AI adoption in finance is still at an early stage, but the impact is already visible. We are using it across analytics, reporting, reconciliations and insight generation to improve speed and accuracy.
AI-driven tools are helping reduce manual effort, strengthen control frameworks and enable faster decision-making. As these use cases scale, we expect measurable gains in productivity, governance and quality of financial insights.
Q. What are the key financial risks in a digital payments business, and how do you protect profitability while staying compliant?
Cybersecurity and fraud remain among the biggest risks in a digital-first ecosystem. These risks are not limited to direct losses. They can affect customer trust, brand credibility and long-term sustainability.
Fraud attempts, data breaches and system vulnerabilities can gradually erode margins if not managed proactively.

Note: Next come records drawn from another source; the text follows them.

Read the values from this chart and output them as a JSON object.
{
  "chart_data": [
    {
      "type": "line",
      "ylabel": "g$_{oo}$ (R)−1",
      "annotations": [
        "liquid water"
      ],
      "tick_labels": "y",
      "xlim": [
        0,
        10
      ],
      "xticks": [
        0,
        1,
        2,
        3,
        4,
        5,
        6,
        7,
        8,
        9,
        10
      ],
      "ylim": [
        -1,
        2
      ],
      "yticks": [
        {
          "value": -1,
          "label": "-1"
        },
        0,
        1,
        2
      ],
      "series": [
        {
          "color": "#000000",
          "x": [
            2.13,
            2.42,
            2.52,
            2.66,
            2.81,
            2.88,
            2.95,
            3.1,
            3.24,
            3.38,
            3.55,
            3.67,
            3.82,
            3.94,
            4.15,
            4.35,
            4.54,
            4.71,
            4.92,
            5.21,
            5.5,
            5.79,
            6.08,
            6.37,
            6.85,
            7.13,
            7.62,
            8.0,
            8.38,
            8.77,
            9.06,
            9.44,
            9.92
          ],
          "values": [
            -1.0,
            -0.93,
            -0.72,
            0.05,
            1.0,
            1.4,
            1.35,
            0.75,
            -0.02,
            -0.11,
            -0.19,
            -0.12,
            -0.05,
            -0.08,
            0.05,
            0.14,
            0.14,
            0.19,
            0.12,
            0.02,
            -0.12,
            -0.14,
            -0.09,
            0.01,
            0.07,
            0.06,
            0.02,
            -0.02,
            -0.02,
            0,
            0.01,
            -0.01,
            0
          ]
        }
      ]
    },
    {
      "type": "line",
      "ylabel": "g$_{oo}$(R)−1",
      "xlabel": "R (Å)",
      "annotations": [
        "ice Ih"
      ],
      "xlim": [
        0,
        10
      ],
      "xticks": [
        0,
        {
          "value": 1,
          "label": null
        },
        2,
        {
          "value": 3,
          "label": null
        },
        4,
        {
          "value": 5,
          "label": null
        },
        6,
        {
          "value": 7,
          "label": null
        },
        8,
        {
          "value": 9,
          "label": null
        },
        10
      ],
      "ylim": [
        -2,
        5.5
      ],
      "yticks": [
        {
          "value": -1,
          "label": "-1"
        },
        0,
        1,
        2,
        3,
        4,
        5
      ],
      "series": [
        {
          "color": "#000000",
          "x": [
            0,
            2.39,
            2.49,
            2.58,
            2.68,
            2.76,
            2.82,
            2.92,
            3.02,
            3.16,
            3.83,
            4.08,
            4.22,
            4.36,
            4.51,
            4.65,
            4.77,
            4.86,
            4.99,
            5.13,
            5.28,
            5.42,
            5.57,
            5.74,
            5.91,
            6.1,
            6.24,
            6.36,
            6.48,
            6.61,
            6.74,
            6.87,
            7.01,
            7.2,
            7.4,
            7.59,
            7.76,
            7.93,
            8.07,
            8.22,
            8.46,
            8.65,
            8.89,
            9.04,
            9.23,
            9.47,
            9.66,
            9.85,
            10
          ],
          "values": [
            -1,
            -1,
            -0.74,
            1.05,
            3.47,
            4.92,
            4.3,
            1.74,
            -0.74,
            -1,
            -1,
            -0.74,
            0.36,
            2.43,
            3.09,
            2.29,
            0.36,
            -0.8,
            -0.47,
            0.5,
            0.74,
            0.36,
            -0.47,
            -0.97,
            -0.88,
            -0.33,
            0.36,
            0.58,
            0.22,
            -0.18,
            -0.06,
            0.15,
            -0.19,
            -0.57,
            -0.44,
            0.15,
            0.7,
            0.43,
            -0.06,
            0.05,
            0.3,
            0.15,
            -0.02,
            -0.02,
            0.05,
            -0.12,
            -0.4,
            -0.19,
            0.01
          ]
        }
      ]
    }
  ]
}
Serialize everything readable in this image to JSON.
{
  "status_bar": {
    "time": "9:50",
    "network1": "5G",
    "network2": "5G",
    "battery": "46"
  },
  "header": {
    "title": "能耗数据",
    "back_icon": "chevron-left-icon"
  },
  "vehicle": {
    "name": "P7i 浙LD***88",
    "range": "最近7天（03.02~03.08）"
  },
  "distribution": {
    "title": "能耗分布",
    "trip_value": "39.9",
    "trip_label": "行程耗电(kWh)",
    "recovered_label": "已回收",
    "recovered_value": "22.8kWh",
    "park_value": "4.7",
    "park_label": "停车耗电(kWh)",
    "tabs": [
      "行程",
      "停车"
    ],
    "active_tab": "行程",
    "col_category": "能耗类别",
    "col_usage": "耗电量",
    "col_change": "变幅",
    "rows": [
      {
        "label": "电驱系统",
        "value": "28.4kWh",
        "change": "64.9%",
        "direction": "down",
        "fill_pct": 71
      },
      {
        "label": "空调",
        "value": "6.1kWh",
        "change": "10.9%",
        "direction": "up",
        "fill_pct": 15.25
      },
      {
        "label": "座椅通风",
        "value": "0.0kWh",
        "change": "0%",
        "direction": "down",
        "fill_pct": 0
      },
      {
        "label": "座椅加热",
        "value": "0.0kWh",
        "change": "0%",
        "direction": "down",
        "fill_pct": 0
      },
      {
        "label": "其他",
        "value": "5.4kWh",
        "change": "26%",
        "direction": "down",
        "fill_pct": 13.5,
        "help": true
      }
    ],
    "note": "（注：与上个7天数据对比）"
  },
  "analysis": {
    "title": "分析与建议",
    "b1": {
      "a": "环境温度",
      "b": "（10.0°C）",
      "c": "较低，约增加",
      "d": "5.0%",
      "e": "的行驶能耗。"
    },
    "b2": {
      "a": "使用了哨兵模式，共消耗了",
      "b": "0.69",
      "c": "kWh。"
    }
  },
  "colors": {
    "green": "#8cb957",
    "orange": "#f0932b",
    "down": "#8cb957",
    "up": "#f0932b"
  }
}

We address this through strong fraud detection systems, real-time monitoring, strict compliance frameworks and continuous security audits.
Financial discipline also applies to tax and regulatory compliance. Our approach is based on transparency and full alignment with statutory requirements. We use legitimate mechanisms such as carried-forward losses to improve capital efficiency, but always within a strong governance framework.
Q. What has delivered the best return on investment so far, and what is the next phase of growth?
The expansion of the consumer business has delivered the strongest returns. By leveraging our digital and retail distribution along with data-led insights, we have increased transaction frequency, improved customer lifetime value and strengthened savings account engagement. This has translated into higher contribution margins and capital-efficient growth.
In the near term, our goal is to exit the year with around 30 million monthly transacting savings account users while continuing to deepen engagement.
Over the next five years, the focus is on building a high-scale digital banking institution with strong governance, resilient profitability and consistent customer trust. Growth will continue, but it will be guided by discipline, strong unit economics and careful capital allocation.